Почему Люце обратила внимание на Васариса, а не на какого-нибудь другого, более интересного и взрослого семинариста или ксендза, она и сама бы не могла сказать. Может быть, тут была своеобразная логика сердца, которая так часто в жизни заставляет поступать наперекор трезвому рассудку. А может быть, живое воображение Люце ощутило смутное противоречие между сутаной и обликом Васариса? Или она интуитивно проникла в его духовную сущность? Или ее привлекли свойственные ему молчаливость и замкнутость, идущие из более глубокого источника, чем юношеская робость? Трудно было бы ответить на эти вопросы.
Только догадками можно было ответить и на другое: почему Люце, красивую, юную девушку, едва потянувшуюся к любви и к жизни, прельщали молодые люди из духовной среды, носящие сутану? Вероятно, оттого, что, вращаясь с детских лет среди ксендзов, она привыкла к ним, и миряне казались ей слишком далекими и чужими? А может быть, потому, что она сжилась с атмосферой костела, смотрела на обязанности ксендза, как на всякие другие обязанности, а на ксендза, как на любого другого мужчину? В ее представлении совершенно стерлась разница между мирянами и духовенством. Можно было бы привести и другие догадки, но, скорей всего, это была типичная логика сердца, которая часто встречается у женщин и не одной из них губит жизнь.

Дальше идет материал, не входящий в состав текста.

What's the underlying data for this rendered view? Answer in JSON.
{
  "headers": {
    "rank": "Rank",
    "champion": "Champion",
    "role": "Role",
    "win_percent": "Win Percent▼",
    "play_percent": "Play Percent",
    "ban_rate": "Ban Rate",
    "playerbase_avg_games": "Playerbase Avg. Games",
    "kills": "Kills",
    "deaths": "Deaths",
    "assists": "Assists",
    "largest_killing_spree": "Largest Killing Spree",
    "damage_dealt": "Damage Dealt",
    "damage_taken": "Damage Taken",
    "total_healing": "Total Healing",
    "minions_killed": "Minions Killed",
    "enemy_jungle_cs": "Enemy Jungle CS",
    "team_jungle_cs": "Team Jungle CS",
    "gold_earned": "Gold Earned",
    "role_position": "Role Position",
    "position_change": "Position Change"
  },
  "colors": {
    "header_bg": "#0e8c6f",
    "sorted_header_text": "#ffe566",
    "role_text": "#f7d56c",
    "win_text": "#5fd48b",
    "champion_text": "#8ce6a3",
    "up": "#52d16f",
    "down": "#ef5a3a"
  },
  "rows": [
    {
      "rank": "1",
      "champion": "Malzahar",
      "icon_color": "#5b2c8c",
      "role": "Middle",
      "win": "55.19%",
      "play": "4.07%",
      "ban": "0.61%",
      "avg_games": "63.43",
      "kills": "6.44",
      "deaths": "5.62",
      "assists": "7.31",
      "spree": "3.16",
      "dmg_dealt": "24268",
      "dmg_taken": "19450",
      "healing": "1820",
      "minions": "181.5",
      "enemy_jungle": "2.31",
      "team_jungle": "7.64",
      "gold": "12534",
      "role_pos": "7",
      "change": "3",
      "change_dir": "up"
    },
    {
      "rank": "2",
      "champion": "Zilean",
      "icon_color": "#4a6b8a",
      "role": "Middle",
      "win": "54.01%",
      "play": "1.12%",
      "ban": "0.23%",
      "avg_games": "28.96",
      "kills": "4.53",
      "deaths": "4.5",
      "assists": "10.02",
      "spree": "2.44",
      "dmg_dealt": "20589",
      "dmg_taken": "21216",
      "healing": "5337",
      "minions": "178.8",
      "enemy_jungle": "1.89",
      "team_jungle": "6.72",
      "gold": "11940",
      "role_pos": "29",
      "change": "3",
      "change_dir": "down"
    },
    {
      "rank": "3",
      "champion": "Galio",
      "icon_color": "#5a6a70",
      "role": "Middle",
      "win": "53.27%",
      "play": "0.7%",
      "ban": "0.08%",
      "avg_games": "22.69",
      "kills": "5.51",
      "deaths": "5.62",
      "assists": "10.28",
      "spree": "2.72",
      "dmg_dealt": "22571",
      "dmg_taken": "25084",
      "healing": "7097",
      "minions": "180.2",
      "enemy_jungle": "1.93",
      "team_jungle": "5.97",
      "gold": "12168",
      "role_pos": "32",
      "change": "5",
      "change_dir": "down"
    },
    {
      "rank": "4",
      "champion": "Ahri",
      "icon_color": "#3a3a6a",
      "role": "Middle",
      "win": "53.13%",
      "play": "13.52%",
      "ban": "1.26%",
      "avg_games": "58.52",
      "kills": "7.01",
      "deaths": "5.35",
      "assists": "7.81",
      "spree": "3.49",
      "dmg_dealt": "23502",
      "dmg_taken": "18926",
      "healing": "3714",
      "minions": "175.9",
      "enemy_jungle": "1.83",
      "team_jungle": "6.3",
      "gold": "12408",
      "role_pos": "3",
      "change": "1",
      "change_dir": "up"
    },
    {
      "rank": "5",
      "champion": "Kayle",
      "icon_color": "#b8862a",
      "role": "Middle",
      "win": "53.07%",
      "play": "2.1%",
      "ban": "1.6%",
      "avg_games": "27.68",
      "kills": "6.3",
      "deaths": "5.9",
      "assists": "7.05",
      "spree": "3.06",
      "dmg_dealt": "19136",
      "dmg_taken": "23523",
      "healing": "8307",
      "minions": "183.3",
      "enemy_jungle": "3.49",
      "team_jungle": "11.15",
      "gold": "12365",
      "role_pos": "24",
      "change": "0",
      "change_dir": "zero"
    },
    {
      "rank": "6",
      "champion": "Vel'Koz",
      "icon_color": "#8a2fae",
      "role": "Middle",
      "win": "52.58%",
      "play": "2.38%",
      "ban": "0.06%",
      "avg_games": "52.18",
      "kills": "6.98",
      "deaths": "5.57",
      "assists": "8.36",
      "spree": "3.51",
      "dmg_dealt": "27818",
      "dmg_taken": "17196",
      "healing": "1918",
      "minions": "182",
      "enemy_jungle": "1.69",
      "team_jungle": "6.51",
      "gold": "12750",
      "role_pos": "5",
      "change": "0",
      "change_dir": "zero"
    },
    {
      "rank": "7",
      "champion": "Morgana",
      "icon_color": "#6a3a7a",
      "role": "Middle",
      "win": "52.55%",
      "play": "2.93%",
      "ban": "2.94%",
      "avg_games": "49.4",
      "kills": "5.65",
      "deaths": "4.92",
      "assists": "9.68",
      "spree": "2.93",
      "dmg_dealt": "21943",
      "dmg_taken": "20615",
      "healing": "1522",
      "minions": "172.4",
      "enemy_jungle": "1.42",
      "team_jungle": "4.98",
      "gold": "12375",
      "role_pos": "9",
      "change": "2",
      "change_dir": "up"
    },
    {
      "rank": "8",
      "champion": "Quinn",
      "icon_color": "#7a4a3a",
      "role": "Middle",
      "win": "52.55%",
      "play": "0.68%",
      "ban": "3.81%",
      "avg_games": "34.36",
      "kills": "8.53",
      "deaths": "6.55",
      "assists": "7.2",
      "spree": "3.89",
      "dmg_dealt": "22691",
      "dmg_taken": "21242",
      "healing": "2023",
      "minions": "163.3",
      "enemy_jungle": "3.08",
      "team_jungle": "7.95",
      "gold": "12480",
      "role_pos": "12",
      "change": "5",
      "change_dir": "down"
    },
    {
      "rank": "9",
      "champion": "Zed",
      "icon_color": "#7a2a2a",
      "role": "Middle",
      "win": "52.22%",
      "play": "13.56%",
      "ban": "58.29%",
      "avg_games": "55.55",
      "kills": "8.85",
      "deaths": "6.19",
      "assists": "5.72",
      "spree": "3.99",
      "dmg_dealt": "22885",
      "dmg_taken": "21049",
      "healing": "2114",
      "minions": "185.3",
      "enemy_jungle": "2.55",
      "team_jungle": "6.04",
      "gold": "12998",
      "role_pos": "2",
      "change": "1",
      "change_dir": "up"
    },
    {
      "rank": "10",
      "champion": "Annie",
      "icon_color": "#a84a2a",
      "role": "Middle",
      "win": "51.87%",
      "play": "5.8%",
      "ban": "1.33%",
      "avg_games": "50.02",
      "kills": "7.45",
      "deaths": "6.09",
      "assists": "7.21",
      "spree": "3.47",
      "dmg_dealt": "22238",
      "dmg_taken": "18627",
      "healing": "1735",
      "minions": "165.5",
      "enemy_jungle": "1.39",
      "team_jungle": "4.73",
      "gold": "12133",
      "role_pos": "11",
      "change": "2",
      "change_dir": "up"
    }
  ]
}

Ксендз Трикаускас был первым увлечением Люце, однако оно далеко не зашло. Люце была кокетливой, но не испорченной девушкой. Отчасти потому она и стала избегать викария с тех пор, как он дважды неосторожно порывался выказать ей пылкие чувства. К тому же ей не нравились его тщеславие и гордость, зачастую граничащая с дерзостью. Люце мечтала о деликатном человеке, который не будет подавлять ее воли и даже станет потакать капризам. Тут и появились два кандидата: сперва студент Бразгис, затем семинарист Васарис. В Бразгисе ей не нравились те же черты, что и в Трикаускасе, к тому же он был еще и назойлив. Люце предпочла Васариса, желторотого юнца, который мог бы заинтересовать либо опытную кокетку, либо сумасбродную, мечтательную молодую девушку.
После ухода настоятеля прошло всего полчаса, а голос и смех Люце, казалось, вырывались за тесные стены семинарской приемной.
– Павасарелис! – воскликнула девушка, – я хочу посмотреть, как вы здесь живете. Покажите мне всю семинарию! Неужели же мы так и будем сидеть в этой неуютной приемной?
– Нельзя, – запротестовали семинаристы, – мирянам это строго воспрещается, а вы еще и женщина.
– Как так нельзя? Пойдемте – и все тут. Я знаю, что молодые мне ничего не скажут, а если увижу старых, прикинусь семинаристом. Думаете, я не сумею ходить по-ксендзовски? Вот так! – и она, запахнув пальто, состроила набожную мину, склонила голову и, тяжело ступая, сделала несколько шагов.
Все трое закатились смехом.
Немного погодя Петрила собрался идти наверх за книгами для настоятеля, который должен был скоро вернуться. Но Люце загородила ему дорогу:
– Оставайтесь. Если вы уйдете, то Павасарелис тоже убежит, он ведь такой робкий. Да и о чем нам вдвоем разговаривать?
Хотя слова ее были наивны, но соответствовали истине. Она угадывала всю сложность зарождающегося между ними чувства, еще не перешедшего в любовь. Когда не хватает смелости поглядеть в глаза друг другу, простые слова кажутся банальными, а для немой беседы еще не раскрылось сердце.
Петрила все же ушел. Васарис растерянно покашливал, подыскивая первые фразы, но его выручила Люце.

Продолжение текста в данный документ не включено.